Meanwhile the enemy’s frigate doggedly kept her luff, and her masts were now seen, for the hull was completely shrouded in a thick canopy of smoke, shooting ahead, as if it was her intention to pay broad off across our forefoot. Paul Jones saw the manœuvre, and determined to avail himself of it to run afoul of his antagonist; for, with our vast inferiority of metal, there was not the remotest chance of success in a regular combat. The attempt, however, was in itself almost as desperate; but it afforded a hope, though a slight one, of victory. Whatever might be the fate of this daring proceeding, however, we were all actuated by but one impulse, and that was, a determination to conquer or die. When, therefore, the frigate forged ahead, we kept our sails trimmed and bore steadily on. The result was as we had expected. Finding that she could not effect her purpose, the frigate put her helm hard down, making a desperate attempt to clear us. It was in vain. With a crash that shook both vessels to their centre, we ran aboard of the foe, bows on, a little on her weather quarter. With chagrin, we saw that it was impossible to board our antagonist—an intention so well understood among our men, that they had ceased firing on the moment. At this instant the smoke swept partially away, and the English captain was seen near the mizen rigging, shouting to know whether we had struck. The inquiry brought the red blood in volumes into the face of Paul Jones, as he thundered hoarsely,
“I have not yet begun to fight;” and then turning to his men, he said, “out with your guns and have at them. Will you, by your silence, be thought to have surrendered?”

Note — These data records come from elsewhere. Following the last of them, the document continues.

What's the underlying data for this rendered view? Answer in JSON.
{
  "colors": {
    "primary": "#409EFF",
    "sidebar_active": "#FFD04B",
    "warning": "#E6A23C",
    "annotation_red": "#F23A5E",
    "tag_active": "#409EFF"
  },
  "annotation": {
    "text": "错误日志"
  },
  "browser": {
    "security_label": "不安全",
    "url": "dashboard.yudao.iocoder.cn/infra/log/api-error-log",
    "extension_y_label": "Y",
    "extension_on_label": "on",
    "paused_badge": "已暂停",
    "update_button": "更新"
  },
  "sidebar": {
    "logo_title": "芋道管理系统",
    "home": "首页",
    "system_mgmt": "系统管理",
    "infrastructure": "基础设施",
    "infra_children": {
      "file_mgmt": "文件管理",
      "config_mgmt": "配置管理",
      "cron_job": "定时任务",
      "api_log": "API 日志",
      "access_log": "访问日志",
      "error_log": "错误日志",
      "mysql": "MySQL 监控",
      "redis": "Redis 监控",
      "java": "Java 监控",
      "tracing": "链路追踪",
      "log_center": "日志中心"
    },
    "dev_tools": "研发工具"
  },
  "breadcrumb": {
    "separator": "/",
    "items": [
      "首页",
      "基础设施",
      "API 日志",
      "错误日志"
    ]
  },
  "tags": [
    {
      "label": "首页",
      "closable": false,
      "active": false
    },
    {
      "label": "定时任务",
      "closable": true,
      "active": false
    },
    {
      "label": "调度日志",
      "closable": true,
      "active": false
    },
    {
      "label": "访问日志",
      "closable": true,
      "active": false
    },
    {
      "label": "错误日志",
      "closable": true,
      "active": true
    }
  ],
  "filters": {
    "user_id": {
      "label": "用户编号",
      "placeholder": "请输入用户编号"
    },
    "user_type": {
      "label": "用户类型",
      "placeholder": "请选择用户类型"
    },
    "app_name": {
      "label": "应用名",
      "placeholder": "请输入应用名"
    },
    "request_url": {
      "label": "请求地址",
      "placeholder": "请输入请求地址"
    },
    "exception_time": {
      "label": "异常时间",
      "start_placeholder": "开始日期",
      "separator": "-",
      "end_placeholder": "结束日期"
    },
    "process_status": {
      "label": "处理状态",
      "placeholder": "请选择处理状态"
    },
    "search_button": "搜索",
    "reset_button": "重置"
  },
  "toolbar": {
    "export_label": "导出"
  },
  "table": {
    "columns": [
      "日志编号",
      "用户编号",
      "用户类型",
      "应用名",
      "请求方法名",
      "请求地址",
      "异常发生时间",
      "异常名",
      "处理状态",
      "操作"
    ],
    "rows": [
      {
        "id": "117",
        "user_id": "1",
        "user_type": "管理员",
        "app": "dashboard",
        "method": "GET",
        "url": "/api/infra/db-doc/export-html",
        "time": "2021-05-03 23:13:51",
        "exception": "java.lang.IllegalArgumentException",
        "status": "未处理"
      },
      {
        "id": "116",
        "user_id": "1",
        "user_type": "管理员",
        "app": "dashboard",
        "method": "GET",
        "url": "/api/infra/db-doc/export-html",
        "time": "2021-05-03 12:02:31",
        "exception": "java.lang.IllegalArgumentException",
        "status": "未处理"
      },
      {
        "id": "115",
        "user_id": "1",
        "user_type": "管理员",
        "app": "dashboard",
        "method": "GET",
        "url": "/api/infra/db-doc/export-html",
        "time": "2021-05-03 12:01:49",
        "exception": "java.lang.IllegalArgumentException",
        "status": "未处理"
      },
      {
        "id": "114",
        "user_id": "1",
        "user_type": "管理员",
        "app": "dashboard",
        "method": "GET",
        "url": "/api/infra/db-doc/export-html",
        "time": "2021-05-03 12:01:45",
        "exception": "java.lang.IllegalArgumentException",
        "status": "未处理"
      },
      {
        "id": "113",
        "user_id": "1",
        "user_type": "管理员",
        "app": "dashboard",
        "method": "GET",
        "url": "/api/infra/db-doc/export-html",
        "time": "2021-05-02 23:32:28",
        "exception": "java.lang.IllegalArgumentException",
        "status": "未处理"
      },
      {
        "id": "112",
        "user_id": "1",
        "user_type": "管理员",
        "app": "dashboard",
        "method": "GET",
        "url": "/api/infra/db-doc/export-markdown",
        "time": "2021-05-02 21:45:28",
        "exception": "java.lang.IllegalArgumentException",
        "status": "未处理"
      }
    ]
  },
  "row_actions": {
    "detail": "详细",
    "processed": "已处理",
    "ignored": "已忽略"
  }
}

“Never,” answered back the captain of a gun before him; “Huzza for the brave thirteen—down with the tyrants—give it to ’em one and all—huzza.”
An answering shout rose up from the crew, the guns that could be brought to bear were jerked out, and simultaneously the whole of our forward larboard side was a sheet of flame, while the old craft trembled from kelson to cross-trees, and heeled back with the recoil, till the yard-arms almost touched the water.
“Brace back the yards,” shouted the commodore, as soon as his voice could be heard above the din, and obedient to the press of the wind, our vessel fell slowly astern.
“They are laying aback their forward, and shivering their after sails, on board the frigate,” said Dale.
“Box-hauling her, by St. Andrew,” said the commodore; “the knaves are for luffing up athwart our bows, in order to rake us. But it takes two to play at that game—we’ll drop astern a little more, fill on the opposite tack, and luff up against her as she comes to the wind. Let us once lay her athwart hawse, and the battle’s won.”
Rapidly and steadily our daring leader gave his orders to execute this manœuvre, but the smoke had settled down so thick around us, shrouding the moon almost entirely from sight, that we could only now and then catch a glimpse of the approaching enemy, and miscalculating our distance, instead of meeting her as we had expected, we were run into by the frigate, her bowsprit crashing over our high towerlike poop.
“Parker,” said Paul Jones, quickly, “get some lashings and help me to fasten her head-gear to the mizzen mast. That’s it—we have her now.”
“Aye, and the frigate feels the strain already,” said I, as we finished our hasty work; “see how she swings around by our side—something has given way on board of her, by that crash.”[[1]]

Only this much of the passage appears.